Leonard Rosen's primary career is teaching. He's taught writing at Harvard and written a textbook on writing. All Cry Chaos is his first published novel and to was met with much acclaim. He has since written a prequel, The Tenth Witness. Botn novels feature Interpol agent Henri Poincaré.
Here's the publisher's summary for All Cry Chaos:
The action begins when mathematician James Fenster is assassinated on the eve of a long-scheduled speech at a World Trade Organization meeting. The hit is as elegant as it is bizarre. Fenster’s Amsterdam hotel room is incinerated, yet the rest of the building remains intact. The murder trail leads veteran Interpol agent Henri Poincaré on a high-stakes, world-crossing quest for answers.
Together with his chain-smoking, bon vivant colleague, Serge Laurent, Poincaré pursues a long list of suspects: the Peruvian leader of the Indigenous Liberation Front, Rapture-crazed militants, a hedge-fund director, Fenster’s elusive ex-fiancée, and a graduate student in mathematics. Poincaré begins to make progress in America, but there is a prodigious hatred trained on him—some unfinished business from a terrifying former genocide case—and he is called back to Europe to face the unfathomable. Stripped down and in despair, tested like Job, he realizes the two cases might be connected—and he might be the link.
This is a difficult book to recommend. The basic story is really compelling but there were a number of side stories that I felt took away from the main storyline: the murder of James Fenster.
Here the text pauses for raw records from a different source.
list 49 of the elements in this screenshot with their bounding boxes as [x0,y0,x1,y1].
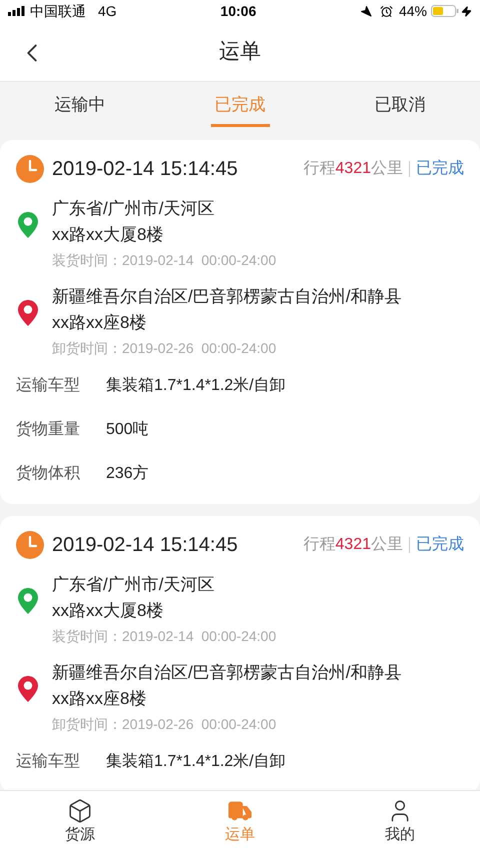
address-line: xx路xx大厦8楼 [52,600,164,622]
field-value: 集装箱1.7*1.4*1.2米/自卸 [106,752,286,772]
address-line: 新疆维吾尔自治区/巴音郭楞蒙古自治州/和静县 [52,286,402,308]
nav-tab[interactable]: 我的 [320,791,480,854]
field-label: 货物重量 [16,420,81,440]
address-line: xx路xx大厦8楼 [52,224,164,246]
order-card[interactable]: 2019-02-14 15:14:45 行程4321公里 已完成 广东省/广州市/天河区 xx路xx大厦8楼 装货时间：2019-02-14 00:00-24:00 新疆维吾尔自治区/巴音郭楞蒙古自治州/和静县 xx路xx座8楼 卸货时间：2019-02-26 00:00-24:00 运输车型 集装箱1.7*1.4*1.2米/自卸 货物重量 500吨 货物体积 236方 [0,140,480,504]
address-line: xx路xx座8楼 [52,312,148,334]
field-value: 集装箱1.7*1.4*1.2米/自卸 [106,376,286,396]
distance-text: 行程4321公里 [303,159,403,179]
battery-icon [431,5,459,17]
field-value: 236方 [106,464,149,484]
charging-icon [461,6,472,16]
location-pin-icon [18,588,38,614]
order-card[interactable]: 2019-02-14 15:14:45 行程4321公里 已完成 广东省/广州市/天河区 xx路xx大厦8楼 装货时间：2019-02-14 00:00-24:00 新疆维吾尔自治区/巴音郭楞蒙古自治州/和静县 xx路xx座8楼 卸货时间：2019-02-26 00:00-24:00 运输车型 集装箱1.7*1.4*1.2米/自卸 [0,516,480,790]
order-status: 已完成 [416,158,464,179]
location-pin-icon [18,300,38,326]
location-pin-icon [18,676,38,702]
order-datetime: 2019-02-14 15:14:45 [52,533,238,558]
field-value: 500吨 [106,420,149,440]
time-window: 装货时间：2019-02-14 00:00-24:00 [52,624,276,648]
field-label: 货物体积 [16,464,81,484]
location-pin-icon [18,212,38,238]
address-line: 广东省/广州市/天河区 [52,574,216,596]
status-time: 10:06 [220,2,256,20]
address-line: 广东省/广州市/天河区 [52,198,216,220]
field-label: 运输车型 [16,752,81,772]
box-icon [67,798,93,824]
page-title: 运单 [219,38,261,65]
order-status: 已完成 [416,534,464,555]
carrier-name: 中国联通 [30,2,86,20]
signal-icon [8,6,26,16]
time-window: 卸货时间：2019-02-26 00:00-24:00 [52,712,402,736]
clock-icon [16,155,44,183]
order-datetime: 2019-02-14 15:14:45 [52,157,238,182]
battery-percent: 44% [398,2,427,20]
clock-icon [16,531,44,559]
distance-text: 行程4321公里 [303,535,403,555]
time-window: 装货时间：2019-02-14 00:00-24:00 [52,248,276,272]
nav-tab[interactable]: 货源 [0,791,160,854]
address-line: 新疆维吾尔自治区/巴音郭楞蒙古自治州/和静县 [52,662,402,684]
network-type: 4G [98,2,117,20]
status-tab[interactable]: 已取消 [370,85,430,127]
address-line: xx路xx座8楼 [52,688,148,710]
time-window: 卸货时间：2019-02-26 00:00-24:00 [52,336,402,360]
alarm-icon [380,4,393,18]
location-icon [360,5,372,17]
field-label: 运输车型 [16,376,81,396]
status-tab[interactable]: 运输中 [50,85,110,127]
There are actually periods of months when the case gets no attention while another storyline is followed. The main story would stand well on its own. Because of the jumping back and forth and the missed weeks and months of activity, I found it difficult to stay involved in this book. The characters are compelling but there are too many of them creating too much static. I think this story could have profited from editing down the story lines a bit.
I did stick with it until the end and was glad I did but I wouldn't put it in my top-100 list of books to read.
Grover Gardner narrates the book and does an excellent job, as always.